Sometimes, Mother Knows Best: French-ified Chicken Delicious, But Family Version Hits Home
Originally Published in the Atlanta-Journal Constitution
I was an adult before I realized that the dish my mother served company – cocoa van – was, in fact, the French recipe coq au vin. True, I had never actually tasted the cocoa in this saucy chicken, but I had assumed the word was figurative, like the "dog" following hot or the (presumed) "corn" preceding "beef hash." We didn't parse food.
My mother always browned the chicken in her big cast-iron skillet on top of sizzling, fat-pooling slices of bacon. Along the way, she factored in onions, garlic, red cooking wine and a heavy lid, under which the chicken gave up any hope of turning to rubber.
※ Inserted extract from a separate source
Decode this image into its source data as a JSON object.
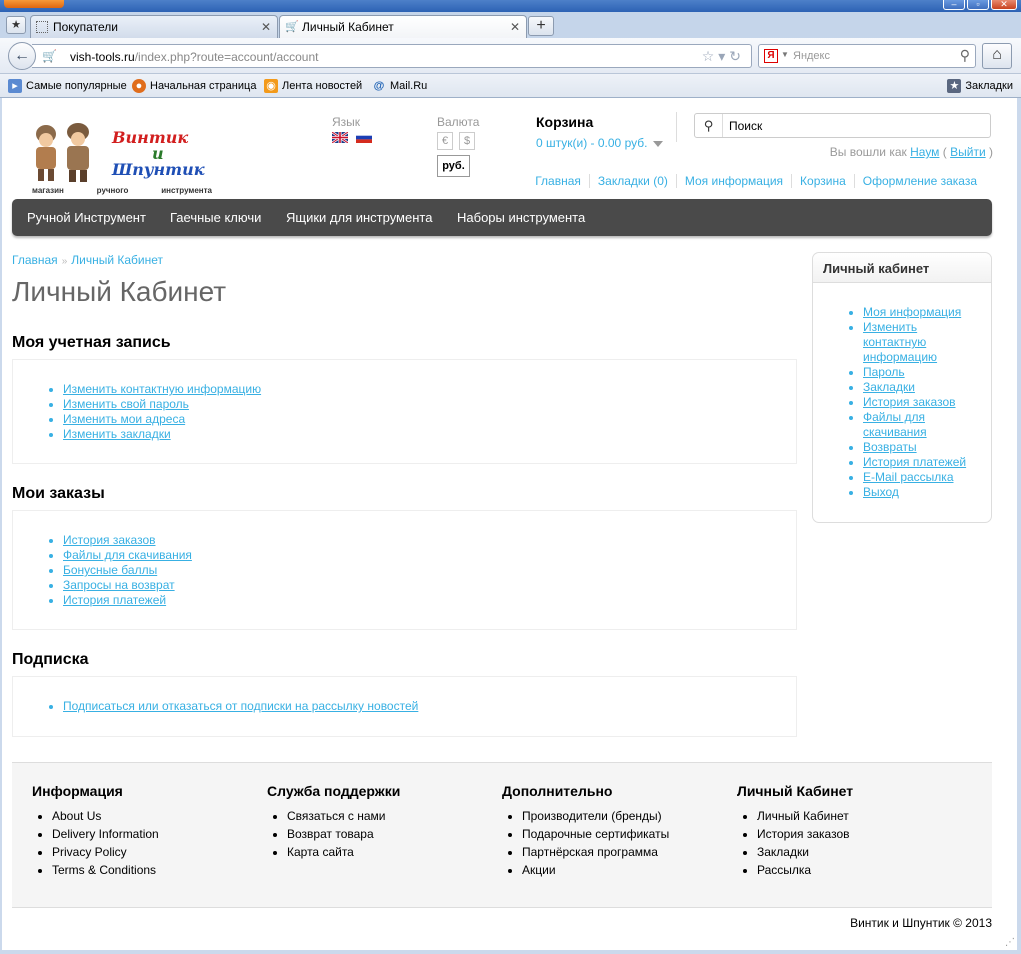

The white meat came out firm but not parching or chalky, and the dark meat had lost its gushy pockets of fat during the long braise. Also wonderful: the thin, oily sauce with its flavors of bacon smoke and sweet onion against a winy background. If each serving contained a wiggly piece of skin or boiled bacon, well, that was part of the charm of cocoa van.
The chicken was the centerpiece of an inviolate set entertaining menu. On the side came mushroom rice (Minute Rice with chopped mushrooms) and a congealed salad ring made with syrupy canned blueberries and lemon gelatin, then filled with an entire tub of sour cream.
Maybe it was the Jell-O that made me turn. Maybe my burgeoning Francophilia. But the first time I decided to braise chicken in red wine, I decided to make a "real" coq au vin. This effort meant – first and foremost – switching from slices of smoked Oscar Mayer bacon to lardons, or cubes of salt-cured pork.
The French don't cook with breakfast meats. But making a coq au vin also meant fresh herbs, veal stock and a finished sauce that clings to the meat rather than serves as a wading pool.
The coq au vin I developed was always good – very good – in a restaurant-food kind of way. And, so, I made it less and less over the years.
When I did, the veal stock would be replaced with canned broth, the fresh herbs with dried, the organic chicken with whatever bird Frank Perdue had to sell.
Then I finally stopped dicing pancetta or salt pork for lardons and took out the package of Oscar Mayer.
Bingo.
When I lift the lid and smell the smoke and fried onions, it's 1975, and people are coming over for dinner.
I look at those white-streaked slices of limp bacon and I might as well be looking into my mother's old cast-iron skillet and dreaming of leftover blueberry mold for a week.